Magnesium Sulfate
MgSO4
Divalent cation / NMDA antagonist / calcium-channel modulator
Multiple mechanisms: (1) NMDA receptor antagonism (anticonvulsant, analgesic); (2) Voltage-gated calcium channel blockade in vascular + uterine smooth muscle (vasodilation, tocolysis); (3) Decreased ACh release at neuromuscular junction (NMB potentiation); (4) Membrane stabilization (antiarrhythmic, especially torsades).
Indications
- •Eclampsia / severe preeclampsia seizure prophylaxis
- •Tocolysis for preterm labor (24–32 weeks)
- •Torsades de pointes (drug of choice)
- •Asthma exacerbation refractory to bronchodilators
- •Hypomagnesemia replacement
- •Adjunct analgesic / opioid-sparing (intraop infusion)
- •Pheochromocytoma (vasodilation + arrhythmia prophylaxis)
Dosing
| Context | Adult | Pediatric |
|---|---|---|
| Eclampsia/preeclampsia | 4 g IV bolus over 15–20 min, then 1–2 g/h infusion | — |
| Torsades de pointes | 1–2 g IV over 5–15 min; repeat | — |
| Asthma adjunct | 2 g IV over 20 min | 25–50 mg/kg over 20 min |
| Opioid-sparing analgesia (intraop) | 30–50 mg/kg IV bolus + 8–15 mg/kg/h infusion | — |
| Pediatric tocolysis (rarely) | (see eclampsia dosing) | 20–40 mg/kg load + 0.5–1 g/h |
| Hypomagnesemia repletion | 1–2 g IV over 1 h × 2–4 g total | — |
Pharmacokinetics
Onset 1 min IV. Distribution to bone (50%), ECF (~50%). T½ ~30 min initial, longer with repeated dosing. RENAL excretion (>90%) — accumulates in renal failure.
Hemodynamic effects
↓SVR (vasodilation) → ↓BP. Bradycardia. Negative inotropy at high doses.
Side effects
- !Therapeutic 4–7 mEq/L; toxicity above 10 (loss DTRs), 12 (resp depression), 15 (cardiac arrest)

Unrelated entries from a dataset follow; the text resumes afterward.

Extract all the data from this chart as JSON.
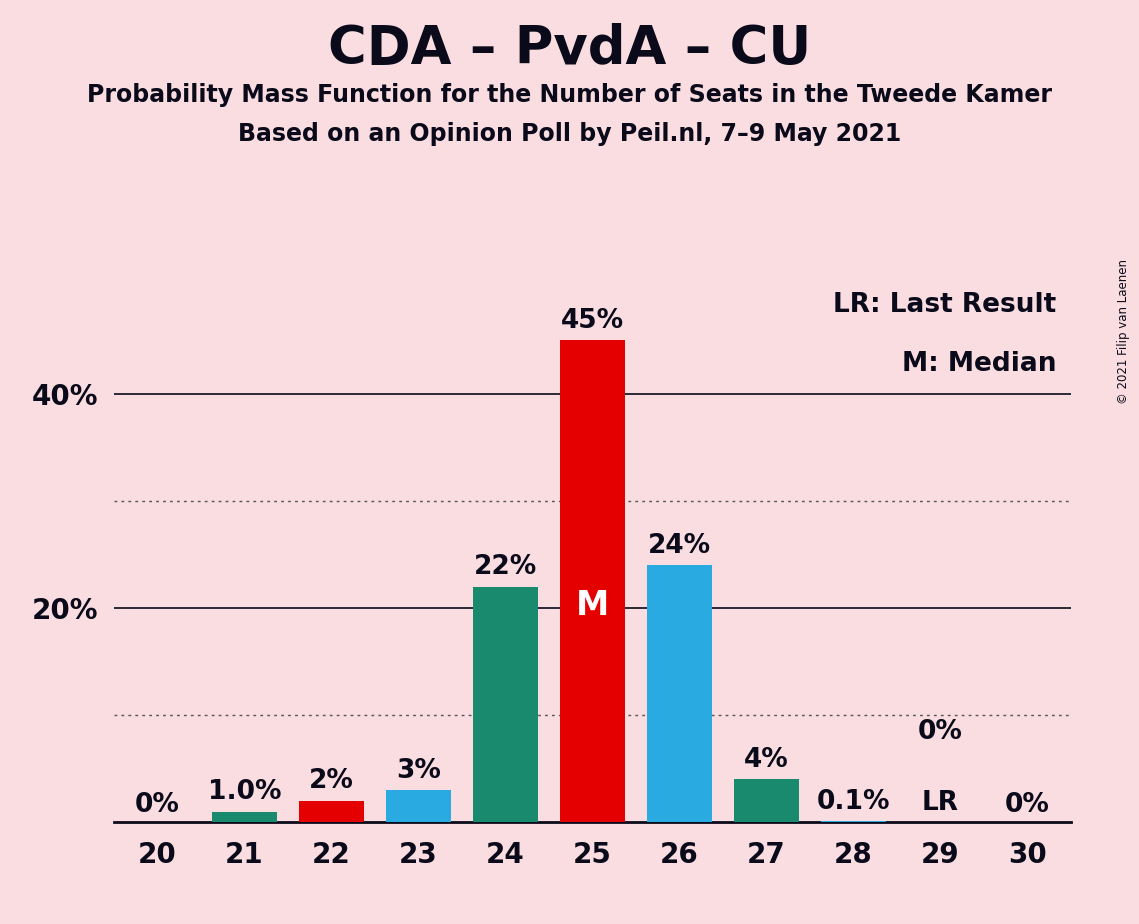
{
  "title": "CDA – PvdA – CU",
  "subtitle1": "Probability Mass Function for the Number of Seats in the Tweede Kamer",
  "subtitle2": "Based on an Opinion Poll by Peil.nl, 7–9 May 2021",
  "copyright": "© 2021 Filip van Laenen",
  "seats": [
    20,
    21,
    22,
    23,
    24,
    25,
    26,
    27,
    28,
    29,
    30
  ],
  "values": [
    0.0,
    1.0,
    2.0,
    3.0,
    22.0,
    45.0,
    24.0,
    4.0,
    0.1,
    0.0,
    0.0
  ],
  "labels": [
    "0%",
    "1.0%",
    "2%",
    "3%",
    "22%",
    "45%",
    "24%",
    "4%",
    "0.1%",
    "0%",
    "0%"
  ],
  "colors": [
    "#1a8a6e",
    "#1a8a6e",
    "#e50000",
    "#29aae1",
    "#1a8a6e",
    "#e50000",
    "#29aae1",
    "#1a8a6e",
    "#29aae1",
    "#1a8a6e",
    "#1a8a6e"
  ],
  "median_seat": 25,
  "lr_seat": 29,
  "legend_lr": "LR: Last Result",
  "legend_m": "M: Median",
  "background_color": "#f9dde0",
  "bar_width": 0.75,
  "ylim_max": 50,
  "dotted_lines": [
    10,
    30
  ],
  "solid_lines": [
    20,
    40
  ],
  "title_fontsize": 38,
  "subtitle_fontsize": 17,
  "label_fontsize": 19,
  "tick_fontsize": 20,
  "legend_fontsize": 19,
  "lr_label": "LR",
  "text_color": "#0a0a1a"
}
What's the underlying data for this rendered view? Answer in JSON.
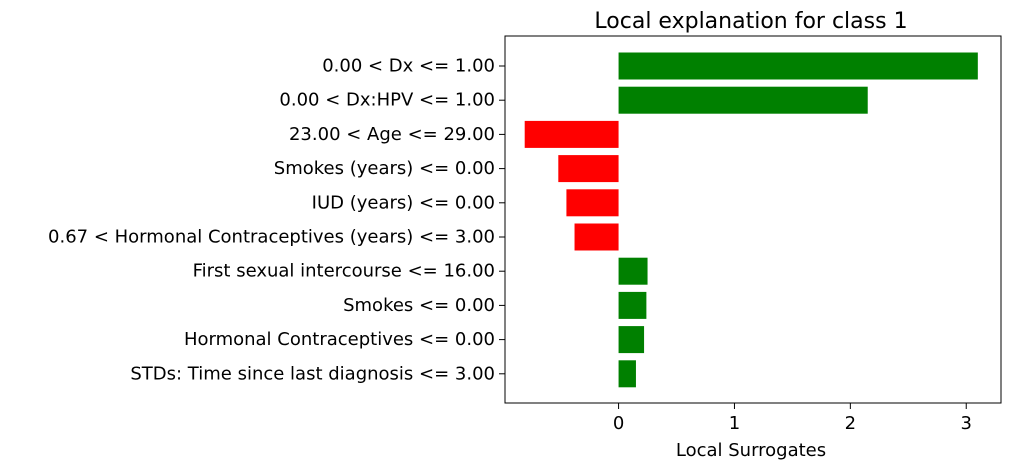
{
  "chart_data": {
    "type": "bar",
    "orientation": "horizontal",
    "title": "Local explanation for class 1",
    "xlabel": "Local Surrogates",
    "ylabel": "",
    "xlim": [
      -0.98,
      3.3
    ],
    "xticks": [
      0,
      1,
      2,
      3
    ],
    "grid": false,
    "positive_color": "#008000",
    "negative_color": "#ff0000",
    "categories": [
      "0.00 < Dx <= 1.00",
      "0.00 < Dx:HPV <= 1.00",
      "23.00 < Age <= 29.00",
      "Smokes (years) <= 0.00",
      "IUD (years) <= 0.00",
      "0.67 < Hormonal Contraceptives (years) <= 3.00",
      "First sexual intercourse <= 16.00",
      "Smokes <= 0.00",
      "Hormonal Contraceptives <= 0.00",
      "STDs: Time since last diagnosis <= 3.00"
    ],
    "values": [
      3.1,
      2.15,
      -0.81,
      -0.52,
      -0.45,
      -0.38,
      0.25,
      0.24,
      0.22,
      0.15
    ]
  }
}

- !Hypotension (bolus too fast)
- !Flushing, warmth (vasodilation)
- !POTENTIATES NEUROMUSCULAR BLOCKADE — dramatically reduces NMB requirement
- !Bradycardia + AV block at high levels
- !Pulmonary edema (rare, with prolonged tocolytic infusions)
Contraindications
- ×Heart block (without pacing)
- ×Myasthenia gravis (worsens weakness)
- ×Severe renal impairment (toxicity risk)
Reversal / antidote
CALCIUM GLUCONATE 1 g IV slowly is the antidote — competes with Mg at NMJ + cardiac membrane. Hold infusion. Supportive ventilation if respiratory depression.
Clinical pearls
- ★Preeclampsia/eclampsia: standard maintenance 1–2 g/h × 24 h post-delivery (most seizures occur postpartum). Check DTRs hourly + clinical exam.
- ★RENAL FAILURE: massively reduce dose (e.g., 1 g/h instead of 2) and monitor levels closely.
- ★INTRAOP MAGNESIUM (analgesia adjunct): 30–50 mg/kg bolus + infusion reduces opioid requirements ~30%. Watch for prolonged paralysis at end of case — reverse with sugammadex if rocuronium used.
- ★TORSADES: 2 g IV bolus stabilizes regardless of magnesium level (membrane stabilization).
- ★MgSO₄ + nondepolarizer: reduce NMB dose 25–50%, monitor TOF closely. Even at 'normal' doses, residual paralysis common.